Not since the Blue Jays put Canada on the baseball map with World Series triumphs in 1992 and 1993 has the spotlight been so focused on Major League Baseball's most northern outpost.
Blue Jays wunderkind General Manager Alex Anthopoulos, who was 15 years old the last time Toronto won it all, pulled the city out of the baseball doldrums with a whirlwind offseason that transformed the Blue Jays from American League (AL) East bottom feeders into favorites to reach the World Series.
With Blue Jays owners Rogers Communications ready to ante up, Anthopoulos hit the market like a kid with his dad's credit card, first grabbing All-Star shortstop Jose Reyes and starting pitchers Mark Buehrle and Josh Johnson from the Miami Marlins as part of a 12-player deal.
He then signed drug-tainted hitting machine Melky Cabrera from the San Francisco Giants before landing knuckleball pitcher R.A. Dickey, the reigning National League Cy Young winner, from the New York Mets.
In what was seen as Anthopoulos's most daring move, the young general manager brought back an old hand to guide his team, rehiring John Gibbons, who went 305-305 during his stint as manager of the Toronto from 2004-2008.
"Our team is better, there is no doubt about it," assured Anthopoulos. "I don't know how many wins we are going to have, the playoffs, World Series all that kind of stuff.
"But I do know we are getting better and I'm really excited, this is the best talent we have had since I've been here."
Fans are no less excited as the April 2 home opener sold out in minutes, a buzz that the team hopes can last through the dog days of summer and help carry the team back to the Fall Classic.
When Toronto last celebrated a World Series victory, Canada had two baseball teams, Hank Aaron was Major League Baseball's home run king and the game had yet to be tainted by steroids.
The Montreal Expos, where Anthopoulos began his career as an unpaid intern, have since relocated to Washington to become the Nationals, leaving the Blue Jays to carry the flag alone.
Four members of those championship Toronto teams - Roberto Alomar, Paul Molitor, Rickey Henderson and Dave Winfield - are in the National Baseball Hall of Fame and the long-time radio voice of the Blue Jays, Tom Cheek, has died from brain cancer.
Cheek's immortal call of Joe Carter's dramatic ninth inning title-clinching walk-off home run in Game Six of the 1993 World Series remains an iconic Toronto sporting moment.

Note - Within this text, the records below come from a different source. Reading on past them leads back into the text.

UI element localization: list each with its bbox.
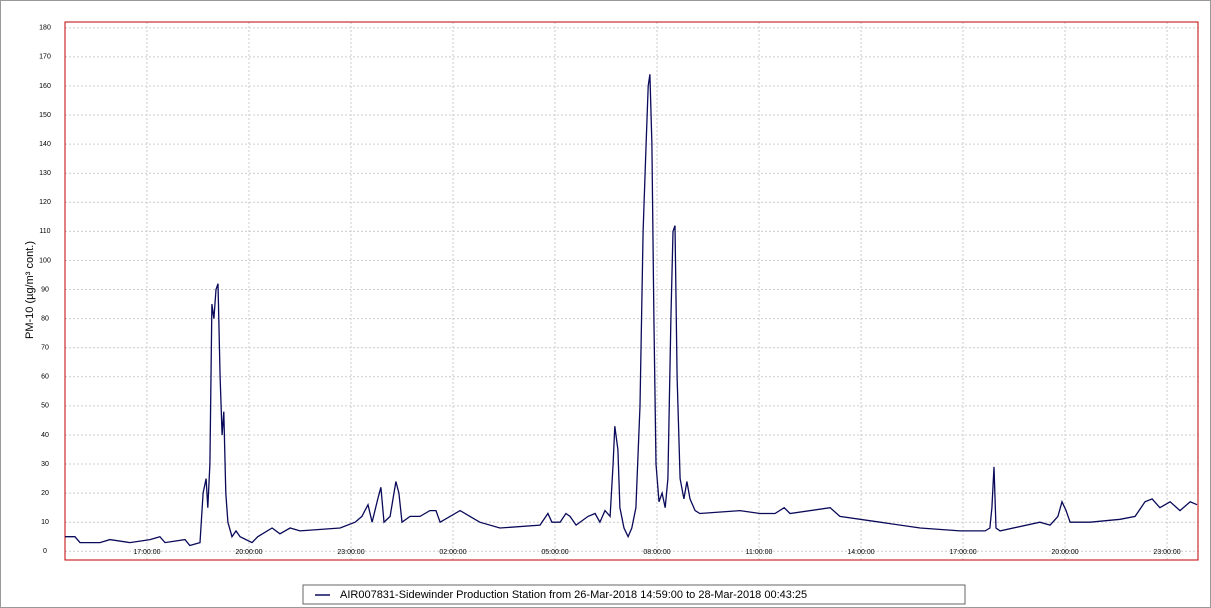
x-tick-label: 02:00:00	[439, 549, 466, 556]
data-line	[65, 74, 1198, 547]
y-tick-label: 70	[41, 345, 49, 352]
x-tick-label: 05:00:00	[541, 549, 568, 556]
x-tick-label: 20:00:00	[1051, 549, 1078, 556]
y-tick-label: 40	[41, 432, 49, 439]
x-tick-label: 17:00:00	[133, 549, 160, 556]
y-tick-label: 80	[41, 315, 49, 322]
y-tick-label: 110	[39, 228, 50, 235]
y-tick-label: 10	[41, 519, 49, 526]
x-tick-label: 17:00:00	[949, 549, 976, 556]
y-tick-label: 50	[41, 403, 49, 410]
x-tick-label: 14:00:00	[847, 549, 874, 556]
y-tick-label: 140	[39, 141, 51, 148]
x-tick-label: 11:00:00	[746, 549, 773, 556]
y-tick-label: 160	[39, 83, 51, 90]
x-tick-label: 23:00:00	[337, 549, 364, 556]
x-tick-label: 23:00:00	[1153, 549, 1180, 556]
y-tick-label: 150	[39, 112, 51, 119]
x-tick-label: 08:00:00	[643, 549, 670, 556]
y-tick-label: 0	[43, 548, 47, 555]
y-tick-label: 130	[39, 170, 51, 177]
y-tick-label: 180	[39, 25, 51, 32]
y-tick-label: 60	[41, 374, 49, 381]
legend-label: AIR007831-Sidewinder Production Station …	[340, 589, 807, 601]
y-tick-label: 30	[41, 461, 49, 468]
y-tick-label: 90	[41, 286, 49, 293]
y-tick-label: 20	[41, 490, 49, 497]
y-tick-label: 170	[39, 54, 51, 61]
y-tick-label: 100	[39, 257, 51, 264]
legend-box	[302, 584, 966, 605]
plot-border	[64, 21, 1199, 561]
y-tick-label: 120	[39, 199, 51, 206]
x-tick-label: 20:00:00	[235, 549, 262, 556]
y-axis-label: PM-10 (µg/m³ cont.)	[24, 241, 36, 339]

"Touch 'em all, Joe! You'll never hit a bigger home run in your life!" Cheek cheered as Carter rounded the bases in what remains the last postseason game in franchise history.
Since those glory days it has been 19 mostly frustrating and unrewarding seasons spent at the bottom of a division dominated by the big-spending New York Yankees and Boston Red Sox.
But this season, 20 years since the Blue Jays' last World Series win, there is reason for optimism in Toronto.
Dickey, who has been handed the opening day assignment, is the ace of revamped starting rotation that features Buehrle, Johnson and holdovers Brandon Morrow and Ricky Romero.
The Blue Jays will also not lack for power at the plate with an arsenal of big bats.
The big gun remains Jose Bautista, who led the AL in home runs in 2010 and 2011 with 54 and 43, respectively, and will try to return to top form after a wrist injury limited the big-swinging Dominican to 92 games and 27 homers last season.
Backing up Bautista are fellow Dominicans Edwin Encarnacion and Cabrera.
Encarnacion crushed a career-high 42 homers and 110 RBI last season while Cabrera is expected to be a productive addition to the batting order but comes to the Blue Jays with considerable baggage coming off a 50-game doping suspension.
Prior to being suspended, Cabrera was hitting .346 for the Giants and would have won the National League batting crown had he not asked to be removed from contention for the honor.